25 Ağustos 2009 Salı

Sipariş

Arayıp siparişinizi verirsiniz.Adamlar size 30 dakikada getirme garantisini vermiştir .Ama telefonu kapattıktan sonra hep aklınızda "ya geç kalırsa naparım ? Bedavaya getirirmiyim ? " soruları kalır.
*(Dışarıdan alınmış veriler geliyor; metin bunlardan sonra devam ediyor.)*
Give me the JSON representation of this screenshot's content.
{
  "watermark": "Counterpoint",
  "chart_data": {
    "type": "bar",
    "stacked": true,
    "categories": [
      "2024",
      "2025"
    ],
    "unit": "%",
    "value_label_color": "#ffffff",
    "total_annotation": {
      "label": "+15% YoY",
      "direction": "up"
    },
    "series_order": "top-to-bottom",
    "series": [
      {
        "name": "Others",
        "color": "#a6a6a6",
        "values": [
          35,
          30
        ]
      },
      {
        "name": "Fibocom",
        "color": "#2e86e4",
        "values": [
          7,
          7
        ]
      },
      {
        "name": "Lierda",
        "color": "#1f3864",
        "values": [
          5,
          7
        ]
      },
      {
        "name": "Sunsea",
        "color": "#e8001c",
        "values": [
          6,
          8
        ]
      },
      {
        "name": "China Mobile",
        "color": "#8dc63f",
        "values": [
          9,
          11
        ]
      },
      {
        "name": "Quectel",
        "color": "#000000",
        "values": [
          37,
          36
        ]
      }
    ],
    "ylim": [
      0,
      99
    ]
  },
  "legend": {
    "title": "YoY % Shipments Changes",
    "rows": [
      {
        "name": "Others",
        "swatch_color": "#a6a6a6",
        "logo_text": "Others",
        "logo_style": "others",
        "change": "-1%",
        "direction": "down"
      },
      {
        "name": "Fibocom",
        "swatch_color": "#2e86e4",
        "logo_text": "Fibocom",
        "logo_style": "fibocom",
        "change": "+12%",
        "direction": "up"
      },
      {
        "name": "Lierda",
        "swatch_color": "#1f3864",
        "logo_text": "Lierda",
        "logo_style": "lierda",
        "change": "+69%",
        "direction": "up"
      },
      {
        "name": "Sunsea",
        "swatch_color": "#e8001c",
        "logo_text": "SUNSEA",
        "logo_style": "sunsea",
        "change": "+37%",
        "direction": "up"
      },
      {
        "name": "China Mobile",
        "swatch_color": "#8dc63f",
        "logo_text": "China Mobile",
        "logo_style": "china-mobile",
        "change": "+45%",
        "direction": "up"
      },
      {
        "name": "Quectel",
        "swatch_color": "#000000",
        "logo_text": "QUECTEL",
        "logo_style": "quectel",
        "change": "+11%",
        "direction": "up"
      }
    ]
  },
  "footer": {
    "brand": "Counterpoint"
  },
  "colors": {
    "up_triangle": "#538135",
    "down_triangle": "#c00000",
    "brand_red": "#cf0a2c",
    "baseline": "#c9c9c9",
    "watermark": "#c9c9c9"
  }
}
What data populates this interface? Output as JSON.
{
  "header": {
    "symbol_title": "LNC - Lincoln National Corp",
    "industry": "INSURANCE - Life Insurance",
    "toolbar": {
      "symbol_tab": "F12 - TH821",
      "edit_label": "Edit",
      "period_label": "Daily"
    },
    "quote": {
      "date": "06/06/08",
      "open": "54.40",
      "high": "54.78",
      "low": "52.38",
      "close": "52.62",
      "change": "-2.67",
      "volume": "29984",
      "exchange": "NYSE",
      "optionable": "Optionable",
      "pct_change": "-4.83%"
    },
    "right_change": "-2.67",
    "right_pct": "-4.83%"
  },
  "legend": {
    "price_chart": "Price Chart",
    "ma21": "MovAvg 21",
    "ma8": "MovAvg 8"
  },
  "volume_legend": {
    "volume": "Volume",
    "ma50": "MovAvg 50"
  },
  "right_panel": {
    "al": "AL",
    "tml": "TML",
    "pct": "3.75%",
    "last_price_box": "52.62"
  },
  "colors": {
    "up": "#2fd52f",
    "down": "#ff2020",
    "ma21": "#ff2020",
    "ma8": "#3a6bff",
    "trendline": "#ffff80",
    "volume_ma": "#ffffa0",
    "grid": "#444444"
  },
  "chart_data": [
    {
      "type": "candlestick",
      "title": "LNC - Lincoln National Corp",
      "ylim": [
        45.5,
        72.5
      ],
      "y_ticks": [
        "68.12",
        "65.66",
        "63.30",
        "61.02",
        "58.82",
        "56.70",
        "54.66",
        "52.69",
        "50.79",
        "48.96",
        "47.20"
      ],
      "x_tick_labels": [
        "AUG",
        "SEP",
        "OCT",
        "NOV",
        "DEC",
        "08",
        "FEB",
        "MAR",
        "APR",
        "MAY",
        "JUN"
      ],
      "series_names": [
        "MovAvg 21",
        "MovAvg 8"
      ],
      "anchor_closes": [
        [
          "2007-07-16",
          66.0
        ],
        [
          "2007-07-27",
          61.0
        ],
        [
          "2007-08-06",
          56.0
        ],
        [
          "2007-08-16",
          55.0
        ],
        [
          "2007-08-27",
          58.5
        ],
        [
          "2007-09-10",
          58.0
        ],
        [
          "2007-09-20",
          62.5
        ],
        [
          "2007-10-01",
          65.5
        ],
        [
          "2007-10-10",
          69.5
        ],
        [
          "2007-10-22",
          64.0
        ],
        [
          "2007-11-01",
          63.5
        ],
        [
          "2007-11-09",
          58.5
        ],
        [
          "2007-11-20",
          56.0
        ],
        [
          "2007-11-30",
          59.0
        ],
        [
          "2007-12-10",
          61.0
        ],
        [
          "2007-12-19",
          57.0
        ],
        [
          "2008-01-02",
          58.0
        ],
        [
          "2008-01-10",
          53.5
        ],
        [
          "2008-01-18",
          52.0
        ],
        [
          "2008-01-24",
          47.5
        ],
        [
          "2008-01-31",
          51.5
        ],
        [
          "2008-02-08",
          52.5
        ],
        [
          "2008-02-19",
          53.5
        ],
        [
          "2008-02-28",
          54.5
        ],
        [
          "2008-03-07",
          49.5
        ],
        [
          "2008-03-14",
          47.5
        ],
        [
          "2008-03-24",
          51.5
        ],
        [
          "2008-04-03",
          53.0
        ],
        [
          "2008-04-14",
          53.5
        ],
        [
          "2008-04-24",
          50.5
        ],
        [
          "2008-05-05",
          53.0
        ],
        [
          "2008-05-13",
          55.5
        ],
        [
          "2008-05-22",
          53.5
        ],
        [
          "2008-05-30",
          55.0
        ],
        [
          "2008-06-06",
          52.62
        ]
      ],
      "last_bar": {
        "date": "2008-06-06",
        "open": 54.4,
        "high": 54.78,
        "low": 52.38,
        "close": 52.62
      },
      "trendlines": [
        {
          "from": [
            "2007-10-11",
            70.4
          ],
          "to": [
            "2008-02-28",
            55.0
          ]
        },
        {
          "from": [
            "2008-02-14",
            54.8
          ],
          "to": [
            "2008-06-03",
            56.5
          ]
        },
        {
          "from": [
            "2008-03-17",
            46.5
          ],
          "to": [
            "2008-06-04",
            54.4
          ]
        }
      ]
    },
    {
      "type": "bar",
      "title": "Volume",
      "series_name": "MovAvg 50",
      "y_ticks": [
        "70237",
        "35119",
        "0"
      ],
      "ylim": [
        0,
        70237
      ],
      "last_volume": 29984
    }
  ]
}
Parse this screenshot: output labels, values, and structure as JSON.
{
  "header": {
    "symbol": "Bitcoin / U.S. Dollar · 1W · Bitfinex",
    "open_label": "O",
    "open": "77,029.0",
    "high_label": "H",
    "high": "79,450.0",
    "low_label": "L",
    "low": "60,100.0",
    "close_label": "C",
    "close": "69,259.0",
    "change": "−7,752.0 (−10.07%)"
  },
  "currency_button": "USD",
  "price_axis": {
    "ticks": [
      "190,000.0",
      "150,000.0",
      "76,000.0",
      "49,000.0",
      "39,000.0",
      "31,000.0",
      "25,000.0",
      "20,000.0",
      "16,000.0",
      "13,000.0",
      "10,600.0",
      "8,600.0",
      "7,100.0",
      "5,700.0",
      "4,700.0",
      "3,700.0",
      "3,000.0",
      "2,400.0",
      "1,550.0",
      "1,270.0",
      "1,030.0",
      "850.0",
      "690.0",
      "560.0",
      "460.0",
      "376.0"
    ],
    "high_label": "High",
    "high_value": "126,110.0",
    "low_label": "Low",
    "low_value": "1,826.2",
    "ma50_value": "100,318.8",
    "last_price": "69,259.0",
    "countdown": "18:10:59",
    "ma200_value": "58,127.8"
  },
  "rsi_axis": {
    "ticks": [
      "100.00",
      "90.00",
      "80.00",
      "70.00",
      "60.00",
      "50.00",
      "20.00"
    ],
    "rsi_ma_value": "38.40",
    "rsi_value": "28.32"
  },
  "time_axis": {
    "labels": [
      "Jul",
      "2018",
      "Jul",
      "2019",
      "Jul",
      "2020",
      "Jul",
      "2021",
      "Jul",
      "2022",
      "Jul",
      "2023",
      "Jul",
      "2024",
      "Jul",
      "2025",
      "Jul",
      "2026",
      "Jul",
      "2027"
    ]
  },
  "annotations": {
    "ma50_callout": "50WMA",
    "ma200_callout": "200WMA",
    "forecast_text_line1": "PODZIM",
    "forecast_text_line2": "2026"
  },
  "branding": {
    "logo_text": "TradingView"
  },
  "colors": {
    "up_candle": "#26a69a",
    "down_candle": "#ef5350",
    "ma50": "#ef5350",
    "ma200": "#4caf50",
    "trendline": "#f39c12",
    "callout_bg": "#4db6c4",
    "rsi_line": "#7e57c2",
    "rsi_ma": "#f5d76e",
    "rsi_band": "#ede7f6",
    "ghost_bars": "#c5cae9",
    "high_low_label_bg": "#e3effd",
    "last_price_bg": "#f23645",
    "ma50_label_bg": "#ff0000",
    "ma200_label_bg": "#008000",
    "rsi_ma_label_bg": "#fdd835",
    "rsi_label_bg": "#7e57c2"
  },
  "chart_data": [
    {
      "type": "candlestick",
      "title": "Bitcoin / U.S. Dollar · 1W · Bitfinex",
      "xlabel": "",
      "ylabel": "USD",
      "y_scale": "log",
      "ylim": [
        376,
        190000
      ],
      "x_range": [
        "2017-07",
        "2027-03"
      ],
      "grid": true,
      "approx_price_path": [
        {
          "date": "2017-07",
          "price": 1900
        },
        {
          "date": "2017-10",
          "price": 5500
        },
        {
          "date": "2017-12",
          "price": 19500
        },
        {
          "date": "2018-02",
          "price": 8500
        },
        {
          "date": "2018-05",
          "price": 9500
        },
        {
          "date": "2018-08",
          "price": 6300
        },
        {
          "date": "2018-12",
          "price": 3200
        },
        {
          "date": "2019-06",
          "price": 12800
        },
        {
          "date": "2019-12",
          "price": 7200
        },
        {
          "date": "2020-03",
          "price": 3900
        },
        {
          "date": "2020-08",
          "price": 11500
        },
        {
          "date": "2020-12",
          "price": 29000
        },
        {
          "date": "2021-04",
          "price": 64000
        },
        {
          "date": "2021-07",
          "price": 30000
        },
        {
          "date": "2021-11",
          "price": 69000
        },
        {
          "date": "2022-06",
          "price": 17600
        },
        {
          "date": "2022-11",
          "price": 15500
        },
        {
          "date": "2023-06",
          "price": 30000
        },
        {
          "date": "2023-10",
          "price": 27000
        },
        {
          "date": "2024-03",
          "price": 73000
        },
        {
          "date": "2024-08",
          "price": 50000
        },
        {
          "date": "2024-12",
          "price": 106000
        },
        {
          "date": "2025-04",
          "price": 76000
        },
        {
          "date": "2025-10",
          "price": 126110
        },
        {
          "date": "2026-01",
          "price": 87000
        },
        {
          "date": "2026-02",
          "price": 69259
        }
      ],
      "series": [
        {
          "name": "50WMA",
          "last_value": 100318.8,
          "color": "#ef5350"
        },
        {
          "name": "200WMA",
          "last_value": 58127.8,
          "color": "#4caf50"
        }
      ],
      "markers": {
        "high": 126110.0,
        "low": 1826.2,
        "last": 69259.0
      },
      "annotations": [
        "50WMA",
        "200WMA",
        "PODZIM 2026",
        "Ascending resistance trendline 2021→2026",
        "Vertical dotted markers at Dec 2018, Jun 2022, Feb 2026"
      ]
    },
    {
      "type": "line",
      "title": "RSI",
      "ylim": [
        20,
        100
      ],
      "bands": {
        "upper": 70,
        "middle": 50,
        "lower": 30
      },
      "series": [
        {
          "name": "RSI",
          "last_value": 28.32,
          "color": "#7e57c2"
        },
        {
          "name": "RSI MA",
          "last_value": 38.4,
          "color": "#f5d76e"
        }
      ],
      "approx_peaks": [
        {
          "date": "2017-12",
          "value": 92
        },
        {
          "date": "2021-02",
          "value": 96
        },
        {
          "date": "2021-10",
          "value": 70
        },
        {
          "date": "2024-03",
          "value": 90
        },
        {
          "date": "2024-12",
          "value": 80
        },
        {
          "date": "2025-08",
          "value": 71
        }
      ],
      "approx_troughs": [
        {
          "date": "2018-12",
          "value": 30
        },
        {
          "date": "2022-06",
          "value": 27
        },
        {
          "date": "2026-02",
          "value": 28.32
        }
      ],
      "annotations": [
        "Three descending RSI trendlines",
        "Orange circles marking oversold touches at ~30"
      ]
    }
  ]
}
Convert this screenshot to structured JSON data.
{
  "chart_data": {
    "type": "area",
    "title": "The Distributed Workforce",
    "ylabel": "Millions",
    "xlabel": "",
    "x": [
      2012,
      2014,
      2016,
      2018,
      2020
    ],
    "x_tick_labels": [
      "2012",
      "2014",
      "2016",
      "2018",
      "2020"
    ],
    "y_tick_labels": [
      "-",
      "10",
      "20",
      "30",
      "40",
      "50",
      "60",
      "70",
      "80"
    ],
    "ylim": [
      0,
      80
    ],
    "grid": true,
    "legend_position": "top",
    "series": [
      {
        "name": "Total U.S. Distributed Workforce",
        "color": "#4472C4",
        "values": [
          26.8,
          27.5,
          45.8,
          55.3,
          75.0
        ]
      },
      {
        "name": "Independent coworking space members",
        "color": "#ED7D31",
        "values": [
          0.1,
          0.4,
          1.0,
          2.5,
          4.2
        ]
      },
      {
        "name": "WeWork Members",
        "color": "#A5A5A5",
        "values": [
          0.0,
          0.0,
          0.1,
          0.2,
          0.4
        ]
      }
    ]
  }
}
Çok rahatsız edicidir ve o yemek gelene kadar aklınızı bu sorudan başka birşeye veremezsiniz.Aklınızda binbir türlü senaryo yazar oynarsınız.Tabi senaryolar sizin kişiliğinizi yansıtır.Kimisi "geç kaldın birader, para varmeyeceğim ! " diyecek kadar yüreklidir.Kendi adıma konuşursam ben hep parasını vermeyeceğim diye hayal ederim.Geç kalacak ve bedava yemek yiyeceğim.Hatta azarlayacağım ben sizin daimi müşterinizim ayağı çekeceğim.Adam postalayıp eli boş geri göndereceğim.

Yarım saat geçmeden geldiyse bütün bu hayal tiyatrosu sona erer , paranızı verir , yemeğinize yumulursunuz.

Amma velakin , özelliklede benim gibi insanlar için , en zor anlar yarım saatten sonra başlar.Beş dakika geç kaldı.Altı,yedi,sekiz...Dakikalar ilerlerken siz sanki kabız olmuş bir insan rahatsızlığında , adama ne şekil bir tavır sergileyeceğinizi düşünüyor olursunuz.Önce "bedava len işte ! " diye cesaretlenip sonradan " yok abi nasıl söylerim diye " özünüze dönersiniz.

Ve işte o an ! On dakika geç kalınmıştır !

Kapı çalınır. Kapıyı açar. Parasını verir. Yemeğinize yumulursunuz.